I originally had this shiny vision of having a few classes, seeing the same students everyday, knowing their names, building relationships, and making a huge impact on their lives. Unfortunately, the system doesn’t really allow for such a warm and fuzzy picture. I see most of my students once a week and with 45 in each class, it is really hard to make personal connections, manage a classroom, and get through the material mandated by the school.
But, I didn’t have too much time to stress about my new career choice, because 2 days later I found myself sharting and yacking through the night for about 12 hours. The entire next day was not spent in school, but rather in the hospital getting my blood drawn (my ABSOLUTE favorite) and then being administered an IV drip for 4 hours for my severe intestinal infection <3. You would think that Thai food would be the culprit here, but no… pizza. I ate fucking. pizza.
Being sick abroad has been the only time where I have truly questioned why it is that I am here. Why did I choose to turn my entire life upside down when I have everything at home? Why am I laying in a hospital bed in a place where no one speaks English and I have no idea what is wrong with me?
After a long weekend of eating only soup and rice, I finally stopped sharting myself and prepped for my second week at school. At first, I was anxious to return to the classrooms filled with teenaged girls that would always outnumber me. It’s difficult to manage a classroom when the majority of students don’t know what you’re saying, and if they do, they can pretend that they don’t.
I had to find a way to keep them focused or this was going to be the longest semester of my life… thank GOD for bribery and for music because as long as I promise to sing for my students at the end of class.. they now complete all of their work and sing a’long with me. I even have students who are not my own come up to me on campus and shout out names of songs they want me to sing. Even when the language isn’t there, music will always create a bridge to fill the gap.

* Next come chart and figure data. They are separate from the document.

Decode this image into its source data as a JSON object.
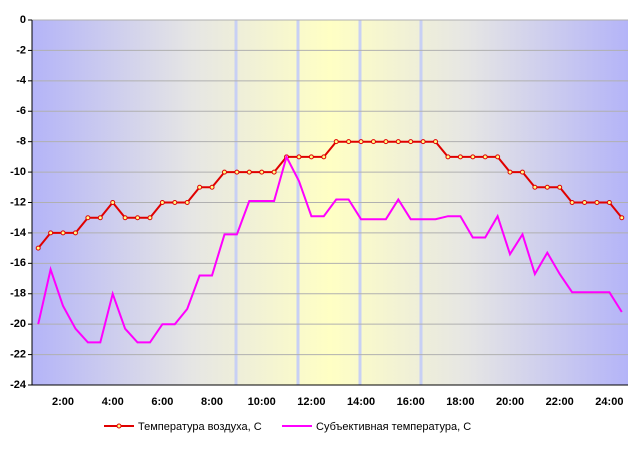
{
  "chart_data": {
    "type": "line",
    "categories": [
      null,
      null,
      "2:00",
      null,
      null,
      null,
      "4:00",
      null,
      null,
      null,
      "6:00",
      null,
      null,
      null,
      "8:00",
      null,
      null,
      null,
      "10:00",
      null,
      null,
      null,
      "12:00",
      null,
      null,
      null,
      "14:00",
      null,
      null,
      null,
      "16:00",
      null,
      null,
      null,
      "18:00",
      null,
      null,
      null,
      "20:00",
      null,
      null,
      null,
      "22:00",
      null,
      null,
      null,
      "24:00",
      null
    ],
    "series": [
      {
        "name": "Температура воздуха, С",
        "color": "#e00000",
        "markers": true,
        "values": [
          -15,
          -14,
          -14,
          -14,
          -13,
          -13,
          -12,
          -13,
          -13,
          -13,
          -12,
          -12,
          -12,
          -11,
          -11,
          -10,
          -10,
          -10,
          -10,
          -10,
          -9,
          -9,
          -9,
          -9,
          -8,
          -8,
          -8,
          -8,
          -8,
          -8,
          -8,
          -8,
          -8,
          -9,
          -9,
          -9,
          -9,
          -9,
          -10,
          -10,
          -11,
          -11,
          -11,
          -12,
          -12,
          -12,
          -12,
          -13
        ]
      },
      {
        "name": "Субъективная температура, С",
        "color": "#ff00ff",
        "markers": false,
        "values": [
          -20,
          -16.4,
          -18.8,
          -20.3,
          -21.2,
          -21.2,
          -18,
          -20.3,
          -21.2,
          -21.2,
          -20,
          -20,
          -19,
          -16.8,
          -16.8,
          -14.1,
          -14.1,
          -11.9,
          -11.9,
          -11.9,
          -9,
          -10.6,
          -12.9,
          -12.9,
          -11.8,
          -11.8,
          -13.1,
          -13.1,
          -13.1,
          -11.8,
          -13.1,
          -13.1,
          -13.1,
          -12.9,
          -12.9,
          -14.3,
          -14.3,
          -12.9,
          -15.4,
          -14.1,
          -16.7,
          -15.3,
          -16.7,
          -17.9,
          -17.9,
          -17.9,
          -17.9,
          -19.2
        ]
      }
    ],
    "ylim": [
      -24,
      0
    ],
    "yticks": [
      0,
      -2,
      -4,
      -6,
      -8,
      -10,
      -12,
      -14,
      -16,
      -18,
      -20,
      -22,
      -24
    ],
    "grid": true,
    "legend": "bottom"
  }
}
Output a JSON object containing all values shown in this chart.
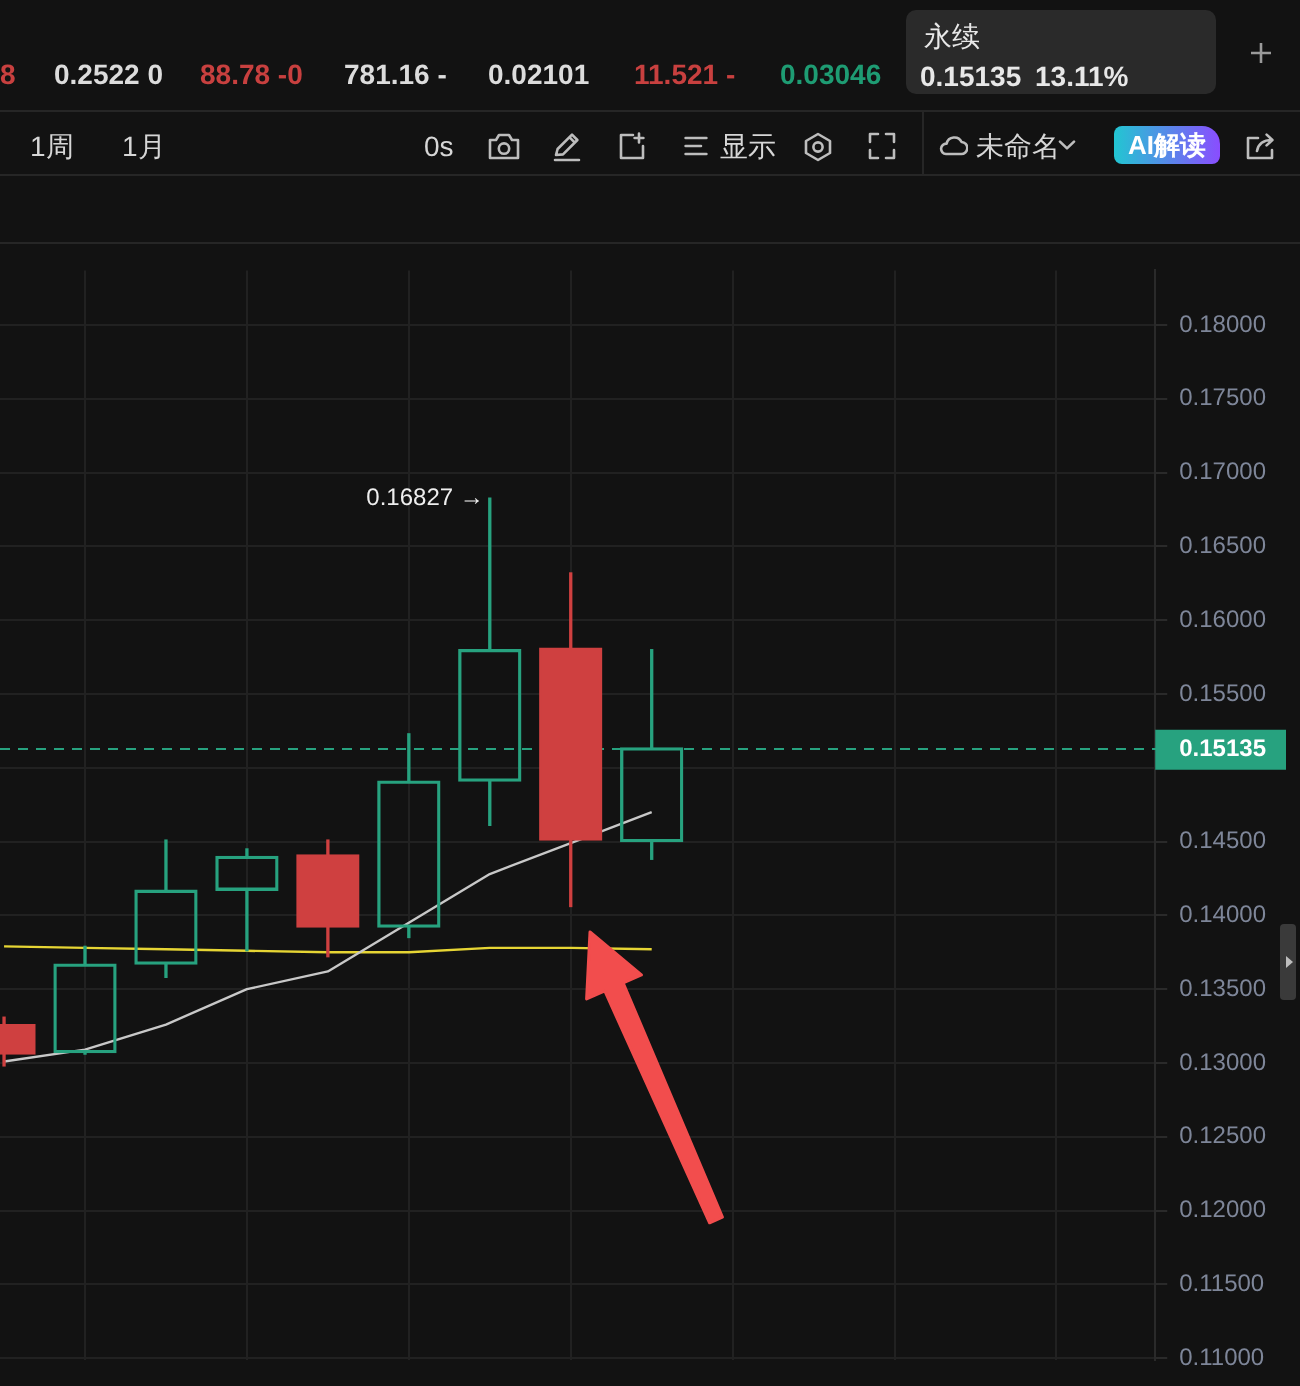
{
  "chart_data": {
    "type": "candlestick",
    "title": "永续",
    "subtitle": "0.15135 13.11%",
    "categories": [
      null,
      null,
      null,
      null,
      null,
      null,
      null,
      null,
      null
    ],
    "ohlc": [
      [
        0.1326,
        0.1331,
        0.1298,
        0.1306
      ],
      [
        0.1307,
        0.1379,
        0.1306,
        0.1367
      ],
      [
        0.1367,
        0.1451,
        0.1358,
        0.1417
      ],
      [
        0.1417,
        0.1445,
        0.1376,
        0.144
      ],
      [
        0.1441,
        0.1451,
        0.1372,
        0.1392
      ],
      [
        0.1392,
        0.1523,
        0.1385,
        0.1491
      ],
      [
        0.1491,
        0.16827,
        0.1461,
        0.158
      ],
      [
        0.1581,
        0.1632,
        0.1406,
        0.1451
      ],
      [
        0.145,
        0.158,
        0.1438,
        0.15135
      ]
    ],
    "colors": [
      "#cf4040",
      "#27a27f",
      "#27a27f",
      "#27a27f",
      "#cf4040",
      "#27a27f",
      "#27a27f",
      "#cf4040",
      "#27a27f"
    ],
    "series": [
      {
        "type": "line",
        "color": "#c8c8c8",
        "values": [
          0.1301,
          0.1309,
          0.1326,
          0.135,
          0.1362,
          0.1395,
          0.1428,
          0.1449,
          0.147
        ]
      },
      {
        "type": "line",
        "color": "#e6d534",
        "values": [
          0.1379,
          0.1378,
          0.1377,
          0.1376,
          0.1375,
          0.1375,
          0.1378,
          0.1378,
          0.1377
        ]
      }
    ],
    "marker": "none",
    "ylim": [
      0.1099,
      0.1837
    ],
    "yticks": [
      {
        "value": 0.11,
        "label": "0.11000"
      },
      {
        "value": 0.115,
        "label": "0.11500"
      },
      {
        "value": 0.12,
        "label": "0.12000"
      },
      {
        "value": 0.125,
        "label": "0.12500"
      },
      {
        "value": 0.13,
        "label": "0.13000"
      },
      {
        "value": 0.135,
        "label": "0.13500"
      },
      {
        "value": 0.14,
        "label": "0.14000"
      },
      {
        "value": 0.145,
        "label": "0.14500"
      },
      {
        "value": 0.15,
        "label": null
      },
      {
        "value": 0.155,
        "label": "0.15500"
      },
      {
        "value": 0.16,
        "label": "0.16000"
      },
      {
        "value": 0.165,
        "label": "0.16500"
      },
      {
        "value": 0.17,
        "label": "0.17000"
      },
      {
        "value": 0.175,
        "label": "0.17500"
      },
      {
        "value": 0.18,
        "label": "0.18000"
      }
    ],
    "grid": true,
    "ref_lines": [
      {
        "axis": "y",
        "value": 0.15135,
        "label": "0.15135",
        "color": "#27a27f",
        "line_style": "dashed"
      }
    ],
    "annotations": [
      "0.16827 →",
      "8",
      "0.2522 0",
      "88.78 -0",
      "781.16 -",
      "0.02101",
      "11.521 -",
      "0.03046",
      "1周",
      "1月",
      "0s",
      "显示",
      "未命名",
      "AI解读"
    ]
  }
}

I decided to shift my outlook when it comes to teaching. I may not be able to make an impact on every single student. I may not be able to teach them to be fluent English speakers with the time and conditions I am given. But, if I can have at least one positive interaction with one student everyday, I am doing a good job. In the beginning, interactions were few and far between. But now, I am getting “mini-hearts” in the hallways, “I love you Teacha!” “Teacha is beautiful!” and big smiling faces with “HELLO TEACHA!!! HOW ARE YOUUU!”
Sometime’s, I get frustrated by the fact that class will be canceled because of “cheer practice” for “sports week” or a girl steals another girl’s skirt during class and she is standing with no pants on (yes, that has happened…) Sometime’s I’ll get frustrated by the fact that it takes me 10 whole minutes to explain and pantomime to my class to “take out a piece of paper.”
Sometime’s I’ll be out in public and be keenly aware of the fact I am the only Western person and there is not one English word being spoken around me.
Sometimes I will ask myself how did I get here? But, I would not change anything about my experience thus far.
I am so lucky to have an amazing foreign community in this tiny city, awesome co-workers, a cute apartment (with Air-con #BLESSUP), conveniences like TESCO, 7/11 (the holy grail in Thailand), Western dining options, a night market every night and a supportive group of friends in Thailand AND at home. I have easy access to visit all different parts of this beautiful country. I have met people from all over the world. I have already seen so many beautiful things and have connected with so many people.
I know for certain that growth does not occur in comfort and that I evolve the most when I am stretched and spun and turned upside down. Good news for me… because Thailand has no shortage of twists and turns.